Coincé entre deux des meilleurs albums de Vangelis (Heaven and Hell (1975) et Spiral (1977)), Albedo 0.39 peut donner l'impression de faire figure de parent pauvre dans la discographie du compositeur grec. Son aspect foutraque joue d'abord en sa défaveur, avant de révéler, au fil des écoutes, l'étendue de la virtuosité de l'artiste.

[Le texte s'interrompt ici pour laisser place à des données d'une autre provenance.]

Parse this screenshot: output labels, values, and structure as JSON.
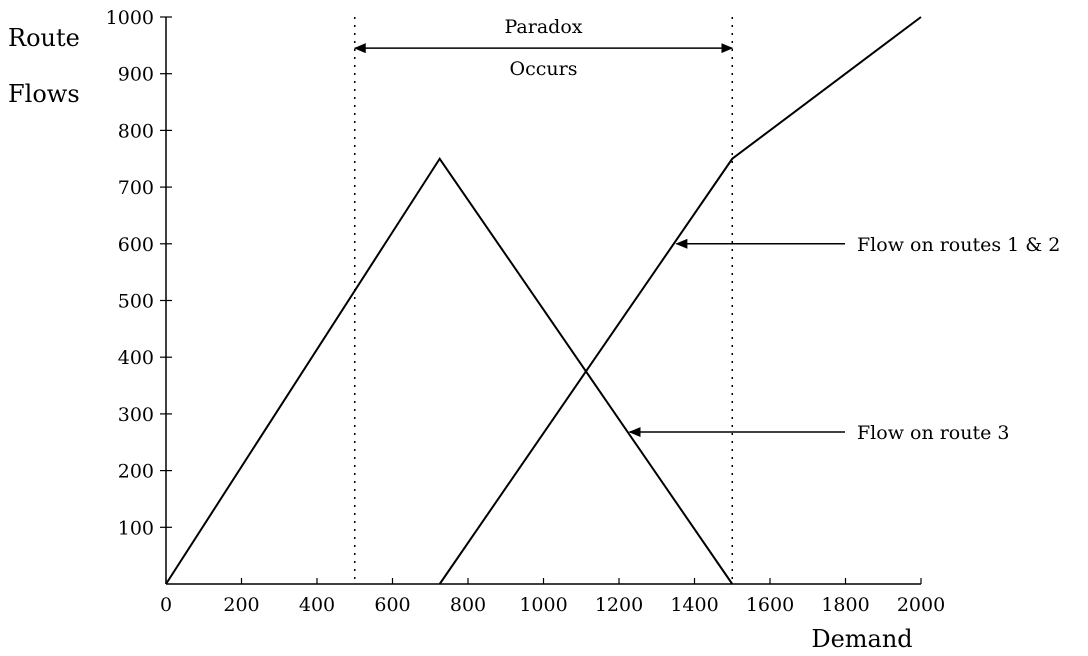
{
  "chart_data": {
    "type": "line",
    "title": "",
    "xlabel": "Demand",
    "ylabel_lines": [
      "Route",
      "Flows"
    ],
    "xlim": [
      0,
      2000
    ],
    "ylim": [
      0,
      1000
    ],
    "x_ticks": [
      0,
      200,
      400,
      600,
      800,
      1000,
      1200,
      1400,
      1600,
      1800,
      2000
    ],
    "y_ticks": [
      100,
      200,
      300,
      400,
      500,
      600,
      700,
      800,
      900,
      1000
    ],
    "grid": false,
    "series": [
      {
        "name": "Flow on route 3",
        "points": [
          [
            0,
            0
          ],
          [
            725,
            750
          ],
          [
            1500,
            0
          ]
        ]
      },
      {
        "name": "Flow on routes 1 & 2",
        "points": [
          [
            725,
            0
          ],
          [
            1500,
            750
          ],
          [
            2000,
            1000
          ]
        ]
      }
    ],
    "reference_lines": [
      {
        "x": 500,
        "style": "dotted"
      },
      {
        "x": 1500,
        "style": "dotted"
      }
    ],
    "range_annotation": {
      "from": 500,
      "to": 1500,
      "y": 945,
      "label_top": "Paradox",
      "label_bottom": "Occurs"
    },
    "annotations": [
      {
        "text": "Flow on routes 1 & 2",
        "target": [
          1352,
          600
        ]
      },
      {
        "text": "Flow on route 3",
        "target": [
          1228,
          268
        ]
      }
    ]
  }
}
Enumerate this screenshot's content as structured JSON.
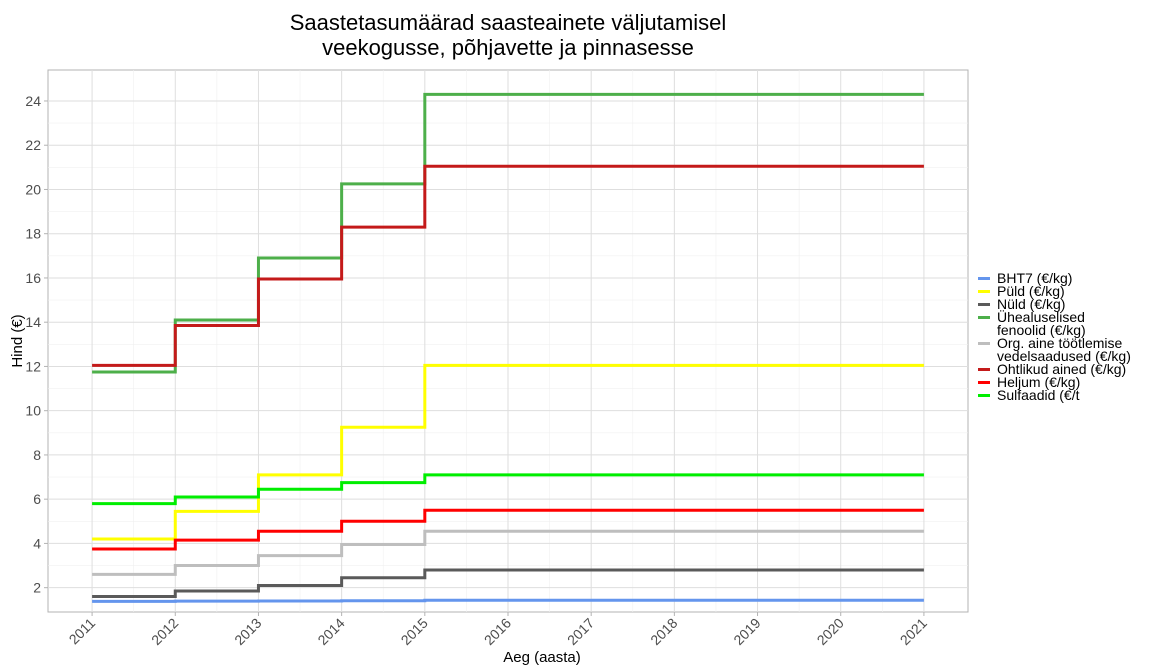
{
  "chart_data": {
    "type": "step",
    "title": "Saastetasumäärad saasteainete väljutamisel\nveekogusse, põhjavette ja pinnasesse",
    "x_label": "Aeg (aasta)",
    "y_label": "Hind (€)",
    "x": [
      2011,
      2012,
      2013,
      2014,
      2015,
      2021
    ],
    "xlim": [
      2010.47,
      2021.53
    ],
    "xticks": [
      2011,
      2012,
      2013,
      2014,
      2015,
      2016,
      2017,
      2018,
      2019,
      2020,
      2021
    ],
    "ylim": [
      0.9,
      25.4
    ],
    "yticks": [
      2,
      4,
      6,
      8,
      10,
      12,
      14,
      16,
      18,
      20,
      22,
      24
    ],
    "grid": true,
    "legend": "right",
    "series": [
      {
        "name": "BHT7 (€/kg)",
        "color": "#6495ed",
        "values": [
          1.38,
          1.39,
          1.4,
          1.41,
          1.43,
          1.43
        ]
      },
      {
        "name": "Püld (€/kg)",
        "color": "#ffff00",
        "values": [
          4.2,
          5.45,
          7.1,
          9.25,
          12.05,
          12.05
        ]
      },
      {
        "name": "Nüld (€/kg)",
        "color": "#5a5a5a",
        "values": [
          1.6,
          1.85,
          2.1,
          2.45,
          2.8,
          2.8
        ]
      },
      {
        "name": "Ühealuselised\nfenoolid (€/kg)",
        "color": "#4daf4a",
        "values": [
          11.75,
          14.1,
          16.9,
          20.25,
          24.3,
          24.3
        ]
      },
      {
        "name": "Org. aine töötlemise\nvedelsaadused (€/kg)",
        "color": "#bebebe",
        "values": [
          2.6,
          3.0,
          3.45,
          3.95,
          4.55,
          4.55
        ]
      },
      {
        "name": "Ohtlikud ained (€/kg)",
        "color": "#c41a1a",
        "values": [
          12.05,
          13.85,
          15.95,
          18.3,
          21.05,
          21.05
        ]
      },
      {
        "name": "Heljum (€/kg)",
        "color": "#ff0000",
        "values": [
          3.75,
          4.15,
          4.55,
          5.0,
          5.5,
          5.5
        ]
      },
      {
        "name": "Sulfaadid (€/t",
        "color": "#00ee00",
        "values": [
          5.8,
          6.1,
          6.45,
          6.75,
          7.1,
          7.1
        ]
      }
    ]
  }
}
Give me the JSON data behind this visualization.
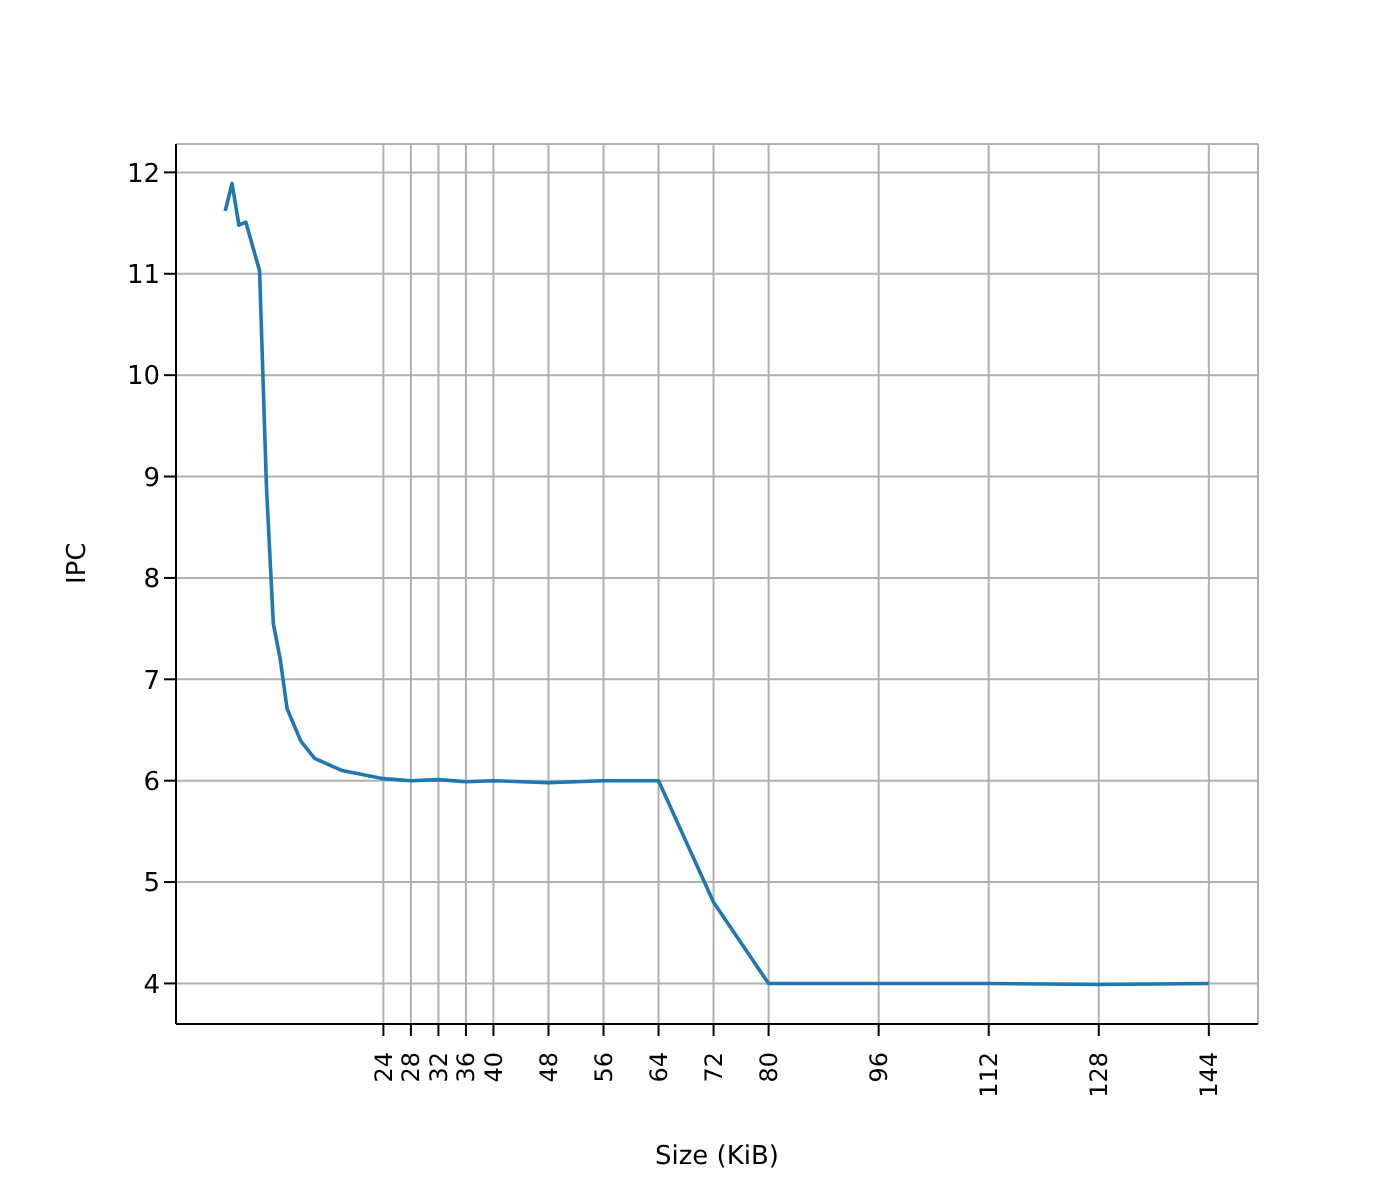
{
  "chart_data": {
    "type": "line",
    "xlabel": "Size (KiB)",
    "ylabel": "IPC",
    "x": [
      1,
      2,
      3,
      4,
      6,
      7,
      8,
      9,
      10,
      12,
      14,
      18,
      24,
      28,
      32,
      36,
      40,
      48,
      56,
      64,
      72,
      80,
      96,
      112,
      128,
      144
    ],
    "series": [
      {
        "color": "#1f77b4",
        "values": [
          11.62,
          11.89,
          11.48,
          11.51,
          11.03,
          8.9,
          7.55,
          7.2,
          6.71,
          6.39,
          6.22,
          6.1,
          6.02,
          6.0,
          6.01,
          5.99,
          6.0,
          5.98,
          6.0,
          6.0,
          4.8,
          4.0,
          4.0,
          4.0,
          3.99,
          4.0
        ]
      }
    ],
    "xlim": [
      -6.15,
      151.15
    ],
    "xticks": [
      24,
      28,
      32,
      36,
      40,
      48,
      56,
      64,
      72,
      80,
      96,
      112,
      128,
      144
    ],
    "ylim": [
      3.6,
      12.28
    ],
    "yticks": [
      4,
      5,
      6,
      7,
      8,
      9,
      10,
      11,
      12
    ],
    "grid": true,
    "line_style": "solid",
    "marker": "none"
  }
}
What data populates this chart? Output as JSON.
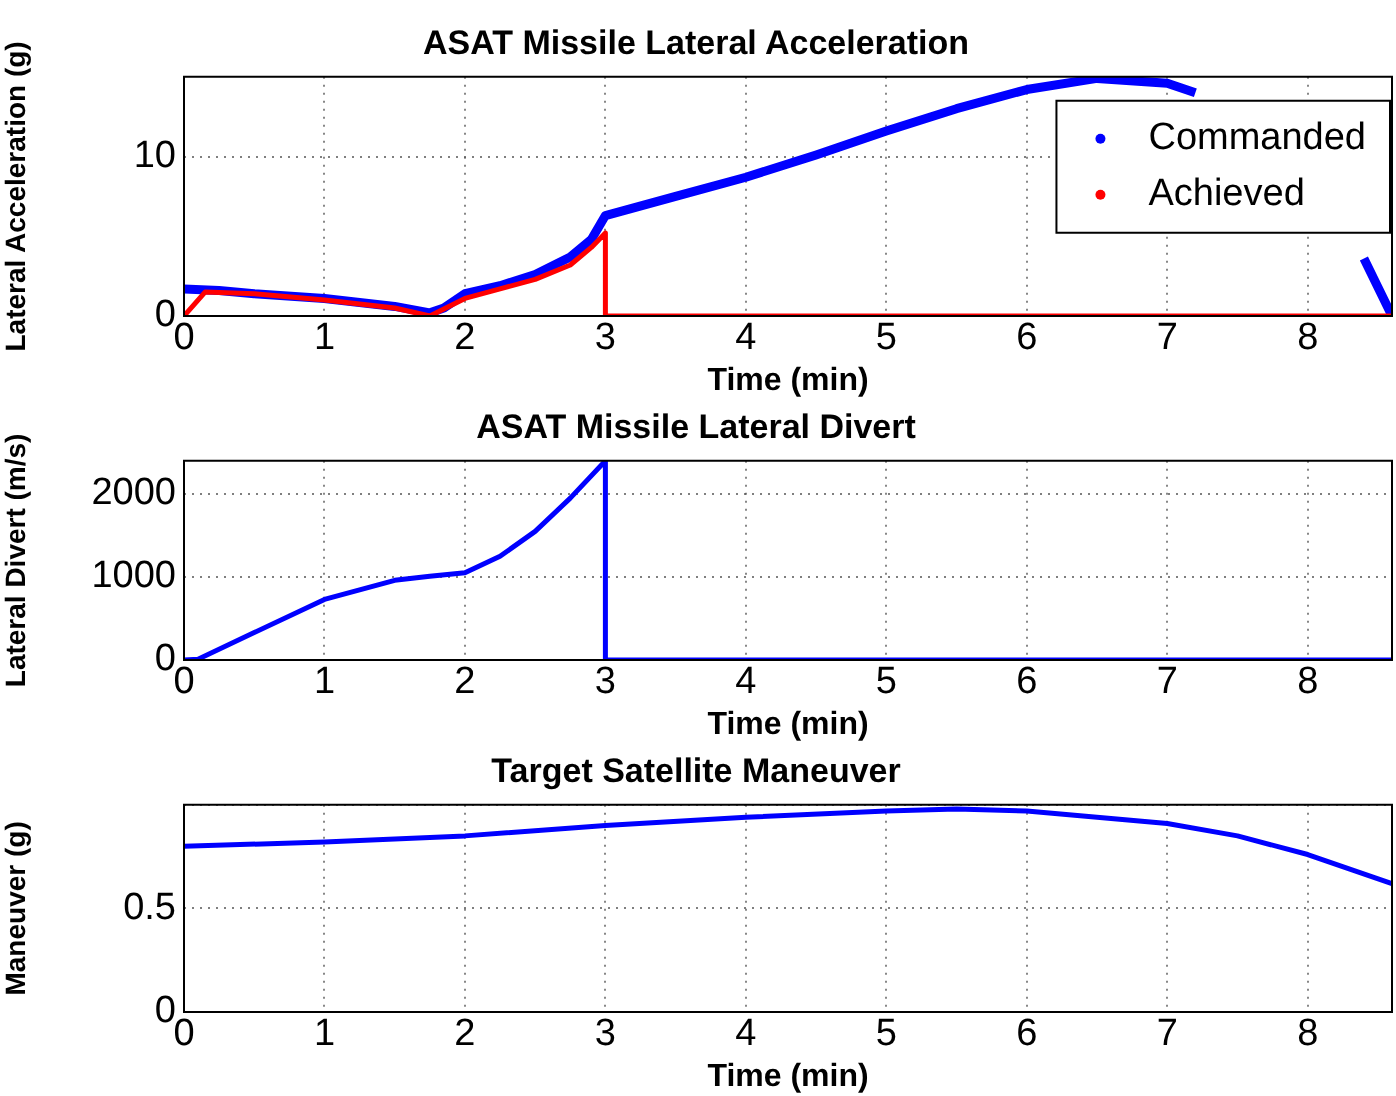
{
  "chart_data": [
    {
      "type": "line",
      "title": "ASAT Missile Lateral Acceleration",
      "xlabel": "Time (min)",
      "ylabel": "Lateral Acceleration (g)",
      "xlim": [
        0,
        8.6
      ],
      "xticks": [
        0,
        1,
        2,
        3,
        4,
        5,
        6,
        7,
        8
      ],
      "ylim": [
        0,
        15
      ],
      "yticks": [
        0,
        10
      ],
      "grid": true,
      "legend": "top right",
      "series": [
        {
          "name": "Commanded",
          "color": "#0000ff",
          "x": [
            0,
            0.25,
            0.5,
            1,
            1.5,
            1.75,
            1.85,
            2,
            2.25,
            2.5,
            2.75,
            2.9,
            3,
            3.5,
            4,
            4.5,
            5,
            5.5,
            6,
            6.5,
            7,
            7.2,
            7.6,
            8.1,
            8.4,
            8.6
          ],
          "values": [
            1.7,
            1.6,
            1.4,
            1.1,
            0.6,
            0.2,
            0.5,
            1.4,
            1.9,
            2.6,
            3.7,
            4.8,
            6.3,
            7.5,
            8.7,
            10.1,
            11.6,
            13,
            14.2,
            14.9,
            14.6,
            14.0,
            null,
            null,
            3.6,
            0
          ]
        },
        {
          "name": "Achieved",
          "color": "#ff0000",
          "x": [
            0,
            0.15,
            0.5,
            1,
            1.5,
            1.75,
            2,
            2.25,
            2.5,
            2.75,
            2.9,
            3,
            3,
            8.6
          ],
          "values": [
            0,
            1.5,
            1.4,
            1.0,
            0.5,
            0,
            1.1,
            1.7,
            2.3,
            3.2,
            4.3,
            5.2,
            0,
            0
          ]
        }
      ]
    },
    {
      "type": "line",
      "title": "ASAT Missile Lateral Divert",
      "xlabel": "Time (min)",
      "ylabel": "Lateral Divert (m/s)",
      "xlim": [
        0,
        8.6
      ],
      "xticks": [
        0,
        1,
        2,
        3,
        4,
        5,
        6,
        7,
        8
      ],
      "ylim": [
        0,
        2400
      ],
      "yticks": [
        0,
        1000,
        2000
      ],
      "grid": true,
      "series": [
        {
          "color": "#0000ff",
          "x": [
            0,
            0.1,
            0.5,
            1,
            1.5,
            1.75,
            2,
            2.25,
            2.5,
            2.75,
            3,
            3,
            8.6
          ],
          "values": [
            0,
            10,
            330,
            730,
            960,
            1010,
            1050,
            1250,
            1550,
            1950,
            2400,
            0,
            0
          ]
        }
      ]
    },
    {
      "type": "line",
      "title": "Target Satellite Maneuver",
      "xlabel": "Time (min)",
      "ylabel": "Maneuver (g)",
      "xlim": [
        0,
        8.6
      ],
      "xticks": [
        0,
        1,
        2,
        3,
        4,
        5,
        6,
        7,
        8
      ],
      "ylim": [
        0,
        1
      ],
      "yticks": [
        0,
        0.5,
        {
          "value": 1,
          "label": null
        }
      ],
      "grid": true,
      "series": [
        {
          "color": "#0000ff",
          "x": [
            0,
            1,
            2,
            3,
            4,
            5,
            5.5,
            6,
            7,
            7.5,
            8,
            8.6
          ],
          "values": [
            0.8,
            0.82,
            0.85,
            0.9,
            0.94,
            0.97,
            0.98,
            0.97,
            0.91,
            0.85,
            0.76,
            0.62
          ]
        }
      ]
    }
  ]
}
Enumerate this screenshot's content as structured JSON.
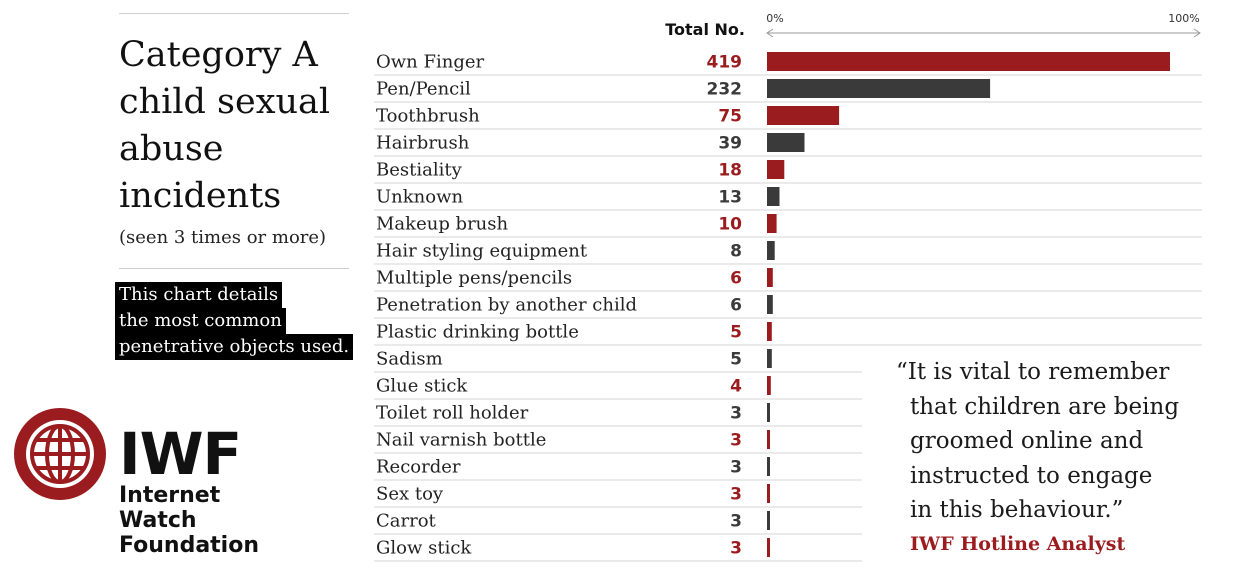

Inspiré par les étoiles et notre place dans l'espace - l'albedo désigne le pouvoir réfléchissant d'une surface dans l'espace, le 0.39 étant précisément celui de la Terre -, ce nouvel album oscille entre des plages ambient ("Freefall", "Sword of Orion"), parfois un peu étranges ("Mare Tranquillitatis", "Albedo 0.39"), des morceaux plus structurés autour d'un thème principal, presque pensés pour devenir des singles ("Pulstar", "Alpha"), et des lâchages hirsutes qui partent dans tous les sens ("Main Sequence", "Nucleogenesis" part 1 & 2).
Passer sans transition d'un style à un autre peut donc déconcerter, surtout quand on se prend un mur de séquences et de percussions spasmodiques juste après quelques minutes planantes.
Par leur solidité et leur composition cadrée, "Pulstar" et "Alpha" émergent en enfants sages de cette drôle de famille, et marquent les esprits. Le premier, très vif, s'appuie sur sa basse ultra-rapide pour gifler l'oreille d'accords plaqués avec force, entre deux évolutions mélodiques balançant entre mineur et majeur. Le second joue la carte de la progression régulière, de l'épaississement au fil des répétitions du thème, jusqu'à la libération finale en apothéose.
Deux très beaux thèmes, souvent présents à raison sur les best of de Vangelis, car ils sont devenus des morceaux emblématiques de la capacité du compositeur à créer des mélodies frappantes.
Le reste mérite qu'on prenne le temps de se poser et de multiplier les écoutes, quitte à les fractionner pour en apprécier les nuances et les prises de risque. Vangelis pousse plus loin que dans Heaven and Hell les expérimentations rythmiques, notamment dans les trois morceaux longs et puissants de l'album. La batterie accentue sa présence, rarement sage et linéaire, et s'impose en élément perturbateur pour répondre violemment aux sonorités électroniques omniprésentes.
Des grands albums de la décennie 70, Albedo 0.39 est sans doute le plus difficile d'accès, le moins évident à aborder en tout cas. Mais il démontre l'envie de Vangelis de varier ses inspirations et ses compositions, de renouveler son style en permanence, et de tenter des choses neuves. Son oeuvre est alors en plein chantier, et le compositeur se fait visiblement un plaisir de tester tous les matériaux disponibles. Loin, très loin des stéréotypes néo-classiques qu'il va imposer dans les années 90... mais ceci est une autre histoire.